Module Overview
This module is the evaluation and LLMOps capstone for the curriculum's technique modules. It replaces ad-hoc testing with structured evaluation harnesses, covers benchmarking and agent-native evaluation, secures tool execution in sandboxes, and builds CI/CD pipelines that gate deployment on eval, cost, and latency thresholds.
Learning Objectives
- Explain why structured eval harnesses are needed and where ad-hoc testing fails.
- Benchmark LLMs with standardised harnesses and interpret the results.
- Build agent-native evals with Inspect AI's Task/Solver/Scorer abstractions.
- Secure tool execution with sandboxes and apply agent harness patterns.
- Build eval-gated CI/CD with prompt regression and cost regression guards.
Topics Covered
Evaluation Fundamentals & LLM Benchmarking
- Evaluation harness fundamentals (what evals are, why ad-hoc testing fails)
- LLM benchmarking with lm-evaluation-harness (MMLU, GSM8K, TruthfulQA)
Agent-Native Evaluation & LLM-as-Judge
- Agent-native eval with Inspect AI (Task, Solver, Scorer abstractions)
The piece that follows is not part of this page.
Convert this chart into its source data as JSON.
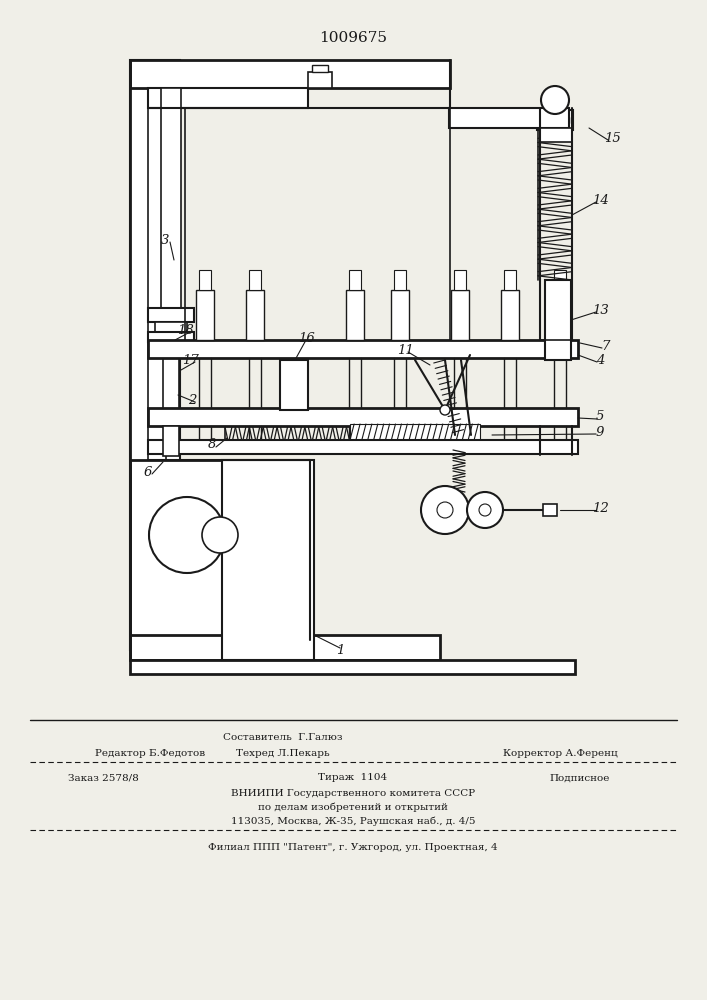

- LLM-as-judge pipelines (model-graded scoring, calibration, bias)
Execution Sandboxes, State Management & Agent Harness Patterns
- Tool execution sandboxes (E2B, Modal, Docker — secure code execution)
- Agent state management and checkpointing (LangGraph persistence, interrupts)
- ReAct loop harness patterns (iteration guards, fallback handlers, token budgets)
- Multi-agent execution harnesses (supervisor-worker contracts)
Prompt Regression, Trace-Based Testing & Agent CI/CD
- Prompt regression and snapshot testing (PromptFoo, golden datasets, versioning)
- Trace-based testing and observability (Opik / LangSmith assertions, flaky test detection)
- Agent CI/CD pipelines (GitHub Actions, eval gating on PRs, cost regression guards)
Key Concepts & Terminology
Eval harness, golden dataset, model-graded scoring, judge calibration and bias, execution sandbox, iteration guard, eval gate, cost/latency regression guard.
Tools & Frameworks Referenced
lm-evaluation-harness, Inspect AI, PromptFoo, Opik / LangSmith, E2B, Modal, Docker, GitHub Actions.
Prerequisites
Modules 19–20 (agents), Module 07 (evaluation basics), Module 22 (prompting).